De huidige moeilijke economische omstandigheden en de stijgende energiekosten kunnen op onze sector nog een impact hebben. We volgen dat samen mee op. Aan de ene kant zullen ook onze bezoekers in economisch moeilijkere tijden naar hun uitgaven kijken. Een lange zomervakantie blijft dan ook een prioriteit, ten nadele van extra kortere vakanties of citytrips doorheen het jaar. We zullen zien in hoeverre dat een invloed gaat hebben op Vlaanderen als toeristische bestemming.
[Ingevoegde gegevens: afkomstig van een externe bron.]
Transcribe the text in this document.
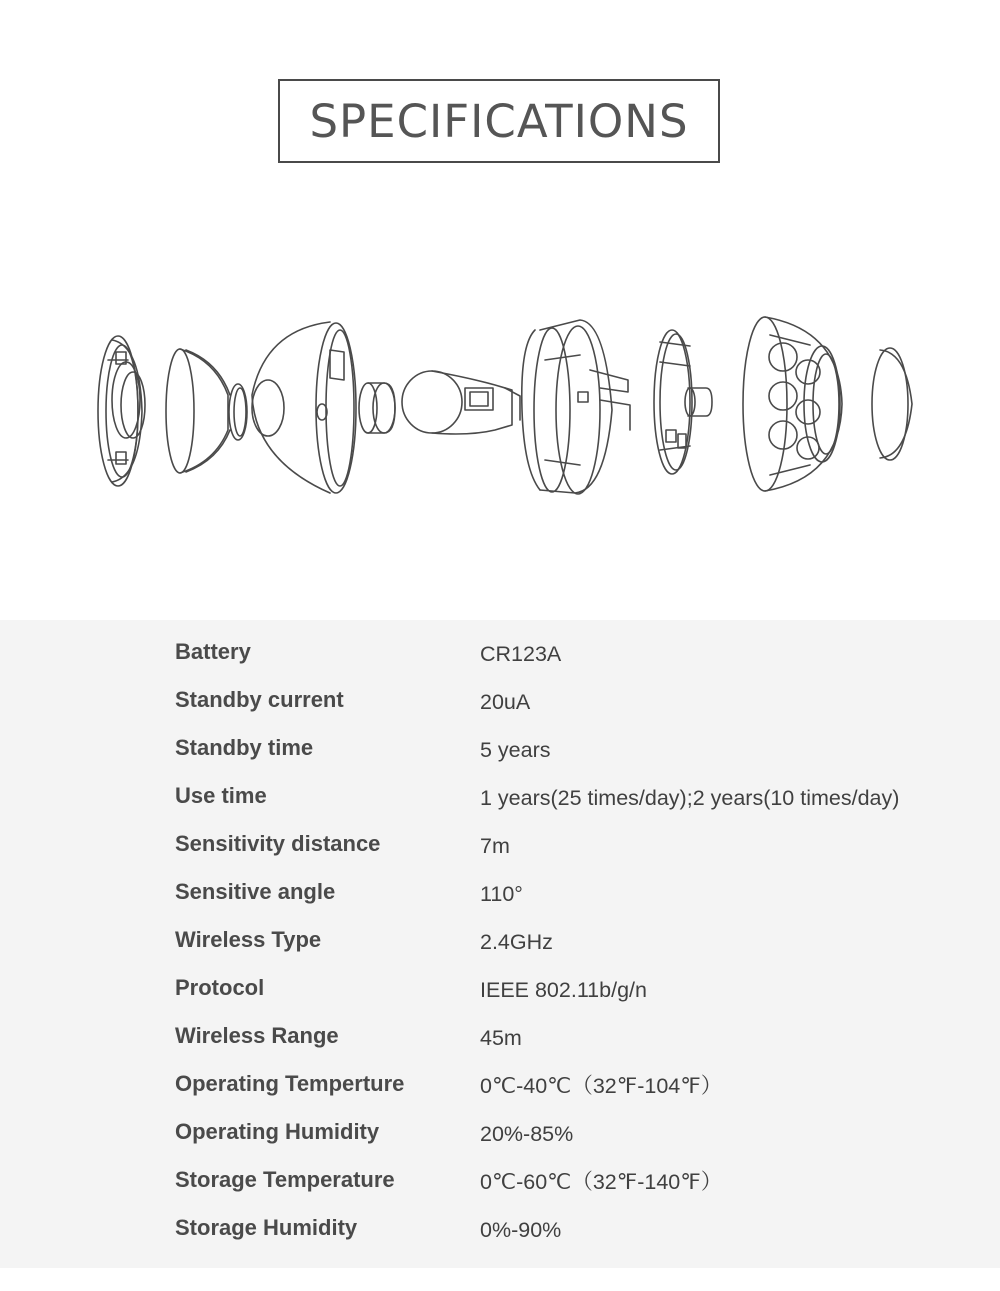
SPECIFICATIONS
Battery	CR123A
Standby current	20uA
Standby time	5 years
Use time	1 years(25 times/day);2 years(10 times/day)
Sensitivity distance	7m
Sensitive angle	110°
Wireless Type	2.4GHz
Protocol	IEEE 802.11b/g/n
Wireless Range	45m
Operating Temperture	0℃-40℃（32℉-104℉）
Operating Humidity	20%-85%
Storage Temperature	0℃-60℃（32℉-140℉）
Storage Humidity	0%-90%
Aan de andere kant zullen natuurlijk ook de uitbaters proberen om hun kosten te drukken. Zij zijn ook, zoals ik al had aangegeven, volop bezig met slimme investeringen. We zien dit ook in de logiesbevraging, waar bij de geplande duurzame investeringen zowel op korte als lange termijn, vooral de energie-investeringen vooropstaan. Ik zie heel veel zonnepanelen naar voren komen, net als batterijen voor groene stroom. Ik denk dat dat ook heel positief is, en ook veel zegt over onze sector. Toerisme Vlaanderen en het Vlaams Energie- en Klimaatagentschap (VEKA) werken samen aan een oproep om de sector hierin te ondersteunen hierrond. Die wordt dit jaar gelanceerd.
Mevrouw Talpe heeft het woord.
Minister, ik dank u voor uw uitgebreide antwoord. Ik vind het heel positief dat dergelijke bevragingen gebeuren. We kunnen er heel wat uit leren. Het is positief dat het positief is. Uit deze bevraging blijkt dat de sector bijzonder veerkrachtig is. Dat is nu bewezen in cijfers. Meten is weten, bevragen is ook weten. Ik zocht een woord dat rijmt op bevragen, maar dat heb ik nog niet gevonden. We zien nu hoe de sector eraan toe is.
Covid heeft uiteraard diepe wonden geslagen, een aantal hebben het niet overleefd, maar we zien toch al dat 81 procent weer open is en op termijn nog 8 procent opengaat. Ik vind dat bijzonder positief nieuws. Dat stemt me echt tevreden, want ik heb heel veel ongelukkige ondernemers gezien de voorbije jaren.
Wat betreft de personeelsdruk, ik was twee weken geleden aan de Westkust, ik zat bij een uitbater die ik ken en het zat daar propvol. Ik vroeg hoe het ging, ik dacht: goed zeker? Maar hij vond dat het niet ging, hij had geen personeel. Hij stond daar lijkbleek omdat hij bijna alles zelf moest doen. Ik had met hem te doen, maar ik dacht: er is nu veel volk en het is weer niet goed. Maar toch begrijp ik dat, zeker als men dag in dag uit, en aan de kust is het zeker in de vakantieperiodes druk, alles zelf moet doen.
Als men continu moet zoeken naar personeel zie ik twee grote problemen. De ‘gap’ tussen werken en niet werken is nog altijd te groot op onze arbeidsmarkt. Dat is een issue dat we nog altijd meeslepen. Twee, de horeca- en hotelsector kennen bijzondere werkuren. De mensen moeten werken als anderen met verlof zijn, men krijgt mensen moeilijker en moeilijker overtuigd om de work-lifebalance van 9 tot 5 los te laten. Dat is jammer. We moeten eigenlijk zoeken naar incentives om dat te ondersteunen.
Bij dezen, doe zo verder met die bevragingen. Laat ons eruit leren en dan kunnen we de juiste, gerichte relancesteun geven.
Ik had over hetzelfde thema een aantal weken geleden een schriftelijke vraag gesteld. Vandaag is het antwoord binnengekomen wat helemaal strookt met wat we vandaag gehoord hebben.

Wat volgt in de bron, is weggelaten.